ServiceRecommended access
Peer-to-peer portOther validator VPN addresses only
ToriiApplication backends, operators, or trusted client VPN ranges
Metrics and health checksMonitoring systems on the operator network
SSH and administrationBastion host, privileged operator VPN range, or break-glass process
Backups and storage replicationBackup systems on a private network

Default-deny rules are easier to audit than broad allow rules. When a new peer joins the network, update the VPN membership, firewall allow list, and Iroha trusted peer configuration as one coordinated change.

Operational Checklist

  • Choose an audited and actively maintained VPN implementation, such as WireGuard, IPsec, or an organization-approved managed private network.
  • Use unique VPN credentials for each host and operator.
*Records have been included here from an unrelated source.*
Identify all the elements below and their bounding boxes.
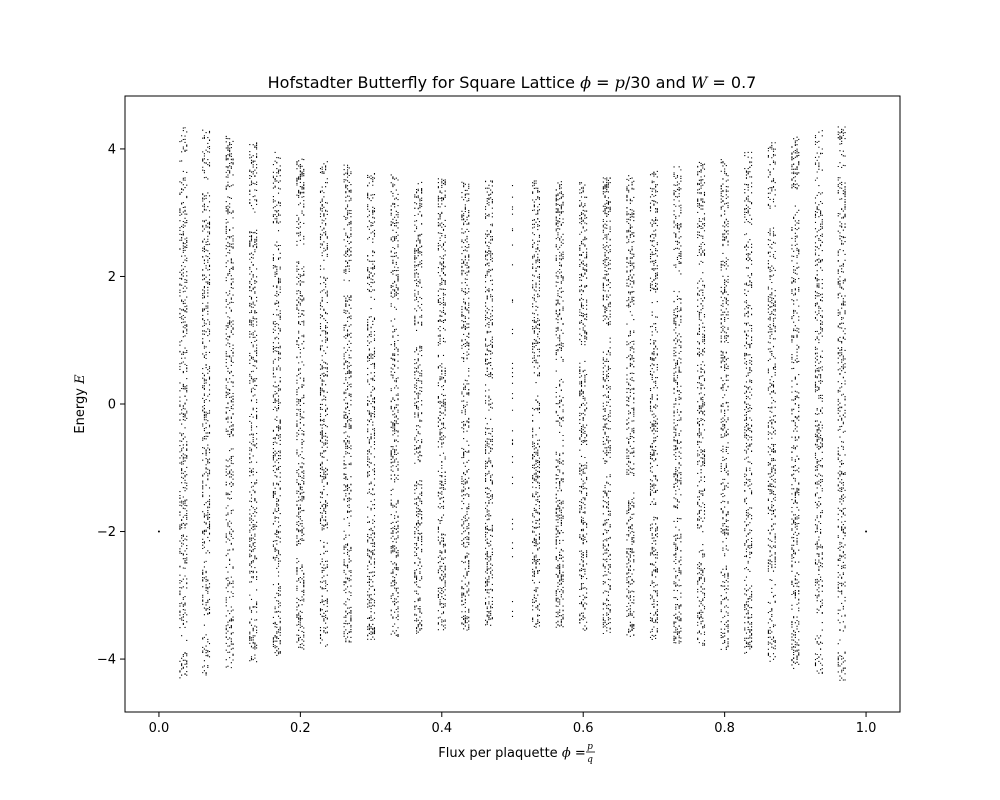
flux-column-points [837, 126, 846, 681]
x-tick-label: 0.4 [431, 721, 452, 736]
title-prefix: Hofstadter Butterfly for Square Lattice [268, 73, 580, 92]
flux-column-points [414, 181, 423, 634]
title-p: p [615, 73, 625, 92]
flux-column-points [791, 136, 800, 669]
flux-column-points [179, 127, 188, 679]
y-axis-ticks: 4 2 0 −2 −4 [97, 142, 125, 668]
y-axis-label: Energy E [73, 374, 88, 434]
flux-column-points [626, 175, 635, 637]
xlabel-fraction-denominator: q [587, 755, 593, 765]
y-tick-label: −2 [97, 525, 116, 540]
flux-column-points [485, 180, 493, 626]
x-tick-label: 0.6 [573, 721, 594, 736]
flux-column-points [579, 182, 588, 631]
x-tick-label: 0.8 [714, 721, 735, 736]
title-w-eq: = 0.7 [707, 73, 756, 92]
title-phi-eq: = [591, 73, 615, 92]
flux-column-points [767, 142, 776, 662]
xlabel-eq: = [571, 746, 586, 761]
flux-column-points [744, 151, 753, 654]
flux-column-points [319, 161, 328, 647]
x-axis-ticks: 0.0 0.2 0.4 0.6 0.8 1.0 [149, 712, 877, 736]
y-tick-label: −4 [97, 653, 116, 668]
flux-column-points [720, 159, 729, 651]
flux-column-points [461, 181, 470, 631]
xlabel-phi: ϕ [562, 746, 571, 761]
ylabel-e: E [73, 374, 88, 385]
flux-column-points [390, 174, 399, 637]
title-per30: /30 and [625, 73, 691, 92]
flux-column-points [296, 158, 305, 650]
flux-column-points [367, 173, 376, 641]
flux-column-points [437, 178, 446, 631]
xlabel-prefix: Flux per plaquette [438, 746, 562, 761]
x-tick-label: 0.2 [290, 721, 311, 736]
flux-column-points [249, 142, 258, 663]
flux-column-points [555, 181, 564, 628]
flux-column-points [673, 166, 682, 644]
flux-column-points [202, 129, 211, 676]
flux-column-points [225, 135, 234, 669]
title-w: W [691, 73, 709, 92]
y-tick-label: 0 [108, 398, 116, 413]
title-phi: ϕ [580, 73, 591, 92]
x-tick-label: 1.0 [856, 721, 877, 736]
x-tick-label: 0.0 [149, 721, 170, 736]
flux-column-points [511, 185, 514, 617]
flux-column-points [343, 164, 352, 643]
data-point [865, 530, 868, 533]
xlabel-fraction-numerator: p [587, 742, 593, 752]
x-axis-label: Flux per plaquette ϕ = [438, 746, 585, 761]
flux-column-points [814, 130, 823, 674]
scatter-points [157, 126, 868, 681]
y-tick-label: 4 [108, 142, 116, 157]
flux-column-points [272, 151, 281, 657]
y-tick-label: 2 [108, 270, 116, 285]
flux-column-points [532, 180, 540, 628]
data-point [157, 530, 160, 533]
ylabel-prefix: Energy [73, 384, 88, 434]
flux-column-points [602, 177, 611, 635]
flux-column-points [649, 170, 658, 641]
chart-title: Hofstadter Butterfly for Square Lattice … [268, 73, 757, 92]
flux-column-points [697, 161, 706, 646]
Do not share VPN keys between validators.
  • Keep VPN credentials separate from Iroha private keys and genesis signing material.
  • Monitor VPN latency, packet loss, reconnects, and route changes. Consensus is sensitive to sustained network instability.
  • Test the effective MTU. Packet fragmentation can look like intermittent peer or Torii failures.
  • Document which VPN ranges are allowed to reach peer-to-peer, Torii, metrics, SSH, and backup endpoints.
  • Rotate VPN credentials when a host, operator account, or organization leaves the network.
  • Avoid a single VPN gateway as the only route between validators. Plan redundant gateways or site-to-site routes for production networks.
  • Include VPN failures in incident response drills so operators know when to distinguish a network partition from an Iroha process failure.